Gilead Sciences (GILD) is nearing the completion of two phase III studies of the Jak inhibitor momelotinib in myelofibrosis, a disease affecting bone marrow.
One of these Gilead studies compares momelotinib head-to-head against Jakafi, another Jak inhibitor and the current standard of care in myelofibrosis marketed by Incyte (INCY) and Novartis (NVS) . The second study compares Gilead's momelotinib against best alternative care in patients previously treated with Jakafi.
Results from both of Gilead's momelotinib studies are expected this quarter.
Gilead has struggled mightily to produce a successful drug from its research pipeline that isn't targeted at HIV or hepatitis C, so the outcome of the momelotinib studies are acutely important. Sales of Zydelig, Gilead's only approved blood cancer drug, have been disappointing to date and safety issues forced the company to abandon front-line combination studies earlier this year.
For Incyte, momelotinib represents the last near-term threat to its dominance of the myelofibrosis treatment market. Five years after approval, Jakafi is a blockbuster drug with 2016 sales expected to reach $852 million in the U.S. and $577 million outside the U.S., according to FactSet. [Incyte records U.S. Jakafi sales; Novartis reports ex-U.S. sales and pays a royalty to Incyte.]
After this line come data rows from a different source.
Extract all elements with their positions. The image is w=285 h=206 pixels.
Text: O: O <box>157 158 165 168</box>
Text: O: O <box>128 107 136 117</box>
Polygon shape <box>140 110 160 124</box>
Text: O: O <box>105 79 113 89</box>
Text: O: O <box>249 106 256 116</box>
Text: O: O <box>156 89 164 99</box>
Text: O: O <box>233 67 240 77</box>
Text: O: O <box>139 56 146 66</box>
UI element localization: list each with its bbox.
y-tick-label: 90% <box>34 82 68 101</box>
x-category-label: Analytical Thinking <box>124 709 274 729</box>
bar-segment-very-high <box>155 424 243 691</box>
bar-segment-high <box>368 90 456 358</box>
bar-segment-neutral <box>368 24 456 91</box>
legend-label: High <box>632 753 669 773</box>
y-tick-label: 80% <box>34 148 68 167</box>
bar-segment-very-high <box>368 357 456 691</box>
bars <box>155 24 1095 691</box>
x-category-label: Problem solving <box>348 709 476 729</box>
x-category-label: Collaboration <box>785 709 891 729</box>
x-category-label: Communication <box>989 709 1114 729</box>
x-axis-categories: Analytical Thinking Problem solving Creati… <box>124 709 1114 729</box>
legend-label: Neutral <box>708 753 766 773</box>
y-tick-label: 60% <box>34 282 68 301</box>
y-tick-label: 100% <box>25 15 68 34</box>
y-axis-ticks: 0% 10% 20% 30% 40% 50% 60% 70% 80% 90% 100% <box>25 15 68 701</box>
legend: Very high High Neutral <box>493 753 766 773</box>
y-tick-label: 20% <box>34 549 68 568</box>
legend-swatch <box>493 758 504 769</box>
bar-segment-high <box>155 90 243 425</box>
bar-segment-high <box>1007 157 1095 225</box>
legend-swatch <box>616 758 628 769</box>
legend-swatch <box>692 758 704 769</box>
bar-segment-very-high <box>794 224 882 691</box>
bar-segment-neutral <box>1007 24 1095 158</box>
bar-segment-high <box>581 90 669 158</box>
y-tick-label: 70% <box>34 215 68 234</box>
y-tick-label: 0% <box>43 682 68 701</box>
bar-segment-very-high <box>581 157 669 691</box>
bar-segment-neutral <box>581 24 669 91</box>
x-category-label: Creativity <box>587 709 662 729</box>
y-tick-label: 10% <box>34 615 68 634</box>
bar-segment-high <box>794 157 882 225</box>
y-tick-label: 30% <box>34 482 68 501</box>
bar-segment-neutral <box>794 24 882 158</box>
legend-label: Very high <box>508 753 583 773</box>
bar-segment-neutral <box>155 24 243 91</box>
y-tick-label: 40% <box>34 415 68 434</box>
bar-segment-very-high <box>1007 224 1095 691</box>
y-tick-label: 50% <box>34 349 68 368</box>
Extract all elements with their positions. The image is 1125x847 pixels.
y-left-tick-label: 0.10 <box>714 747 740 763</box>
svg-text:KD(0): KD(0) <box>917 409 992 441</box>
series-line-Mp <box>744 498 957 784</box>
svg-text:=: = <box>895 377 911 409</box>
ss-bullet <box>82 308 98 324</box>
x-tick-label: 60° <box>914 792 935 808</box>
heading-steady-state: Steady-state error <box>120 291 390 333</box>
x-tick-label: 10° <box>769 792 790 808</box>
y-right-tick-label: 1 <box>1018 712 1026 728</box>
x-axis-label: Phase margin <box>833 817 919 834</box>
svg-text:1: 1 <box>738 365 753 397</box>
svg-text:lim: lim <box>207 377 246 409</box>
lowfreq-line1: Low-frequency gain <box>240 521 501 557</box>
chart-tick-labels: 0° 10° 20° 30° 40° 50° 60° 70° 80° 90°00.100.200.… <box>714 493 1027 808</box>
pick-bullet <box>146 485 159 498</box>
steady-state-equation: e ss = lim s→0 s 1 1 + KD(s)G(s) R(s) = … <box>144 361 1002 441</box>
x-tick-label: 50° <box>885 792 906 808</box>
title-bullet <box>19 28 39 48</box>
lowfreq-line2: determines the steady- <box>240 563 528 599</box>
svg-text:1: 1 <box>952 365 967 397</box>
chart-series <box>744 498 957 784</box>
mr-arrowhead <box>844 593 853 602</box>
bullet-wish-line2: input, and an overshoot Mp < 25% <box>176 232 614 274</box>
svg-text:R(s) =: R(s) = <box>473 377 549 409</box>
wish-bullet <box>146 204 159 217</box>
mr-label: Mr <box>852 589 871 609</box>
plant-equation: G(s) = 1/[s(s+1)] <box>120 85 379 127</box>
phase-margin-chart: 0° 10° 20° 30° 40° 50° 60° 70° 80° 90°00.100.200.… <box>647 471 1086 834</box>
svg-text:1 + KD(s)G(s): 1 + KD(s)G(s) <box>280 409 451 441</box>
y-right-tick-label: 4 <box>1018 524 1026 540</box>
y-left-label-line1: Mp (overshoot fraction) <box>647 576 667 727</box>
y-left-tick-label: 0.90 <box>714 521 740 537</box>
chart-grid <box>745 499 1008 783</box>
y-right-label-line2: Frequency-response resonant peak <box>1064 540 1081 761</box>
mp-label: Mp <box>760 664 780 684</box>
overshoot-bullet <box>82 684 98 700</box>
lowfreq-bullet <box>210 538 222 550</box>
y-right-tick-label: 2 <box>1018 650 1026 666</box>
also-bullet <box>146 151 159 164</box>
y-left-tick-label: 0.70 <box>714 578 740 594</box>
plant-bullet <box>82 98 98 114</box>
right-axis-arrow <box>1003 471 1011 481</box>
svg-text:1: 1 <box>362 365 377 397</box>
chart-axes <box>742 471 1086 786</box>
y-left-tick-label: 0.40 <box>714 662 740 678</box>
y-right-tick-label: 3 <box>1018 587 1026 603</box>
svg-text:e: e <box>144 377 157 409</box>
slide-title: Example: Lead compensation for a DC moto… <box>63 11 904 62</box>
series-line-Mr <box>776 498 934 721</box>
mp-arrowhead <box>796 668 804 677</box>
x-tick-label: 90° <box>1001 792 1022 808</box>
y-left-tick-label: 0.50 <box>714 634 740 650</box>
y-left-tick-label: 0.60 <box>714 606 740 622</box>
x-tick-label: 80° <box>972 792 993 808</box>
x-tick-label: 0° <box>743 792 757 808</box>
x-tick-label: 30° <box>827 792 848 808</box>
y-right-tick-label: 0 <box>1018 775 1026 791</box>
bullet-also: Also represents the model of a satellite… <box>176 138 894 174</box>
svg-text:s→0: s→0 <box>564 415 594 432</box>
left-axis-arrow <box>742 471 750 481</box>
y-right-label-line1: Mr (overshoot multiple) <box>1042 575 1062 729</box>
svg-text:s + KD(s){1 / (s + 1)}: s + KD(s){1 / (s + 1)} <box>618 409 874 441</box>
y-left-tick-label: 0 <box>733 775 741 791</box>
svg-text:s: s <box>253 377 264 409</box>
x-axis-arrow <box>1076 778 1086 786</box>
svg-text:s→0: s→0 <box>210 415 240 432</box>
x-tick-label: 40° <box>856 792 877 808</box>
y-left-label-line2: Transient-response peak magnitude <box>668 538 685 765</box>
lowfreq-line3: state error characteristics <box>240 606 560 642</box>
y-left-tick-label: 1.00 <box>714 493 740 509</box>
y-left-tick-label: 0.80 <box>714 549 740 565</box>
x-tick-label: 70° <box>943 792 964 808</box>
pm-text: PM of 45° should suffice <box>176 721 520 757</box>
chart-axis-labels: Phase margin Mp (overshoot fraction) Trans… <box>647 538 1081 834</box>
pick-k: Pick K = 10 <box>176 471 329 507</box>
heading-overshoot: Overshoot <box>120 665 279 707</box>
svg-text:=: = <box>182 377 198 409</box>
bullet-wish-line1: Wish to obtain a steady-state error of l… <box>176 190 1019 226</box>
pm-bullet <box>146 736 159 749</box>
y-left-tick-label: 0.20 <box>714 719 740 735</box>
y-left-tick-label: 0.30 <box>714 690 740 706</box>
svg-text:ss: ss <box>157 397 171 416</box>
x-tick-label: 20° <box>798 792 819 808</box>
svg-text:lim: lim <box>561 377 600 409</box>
By 2018, Jakafi worldwide sales are projected to exceed $2.1 billion, according to FactSet. (Jakafi sales forecasts include use in patients with polycythemia vera, a similar bone marrow disease for which it's also approved.)
Jakafi is an effective myelofibrosis drug but a lack of competition has helped. Drugs that could have potentially competed against Jakafi from Sanofi (SNY) , Celgene (CELG) , AstraZeneca (AZN) , CTI Biopharma (CTIC) and Geron (GERN) have either been discontinued due to failed studies or hit significant developmental roadblocks.
For the near term, Gilead and momelotinib remains the last viable Incyte competitor.
Myelofibrosis is a disorder in which abnormal bone marrow stem cells produce scar tissue that replaces healthy marrow. Patients with myelofibrosis suffer from enlarged spleens and anemia.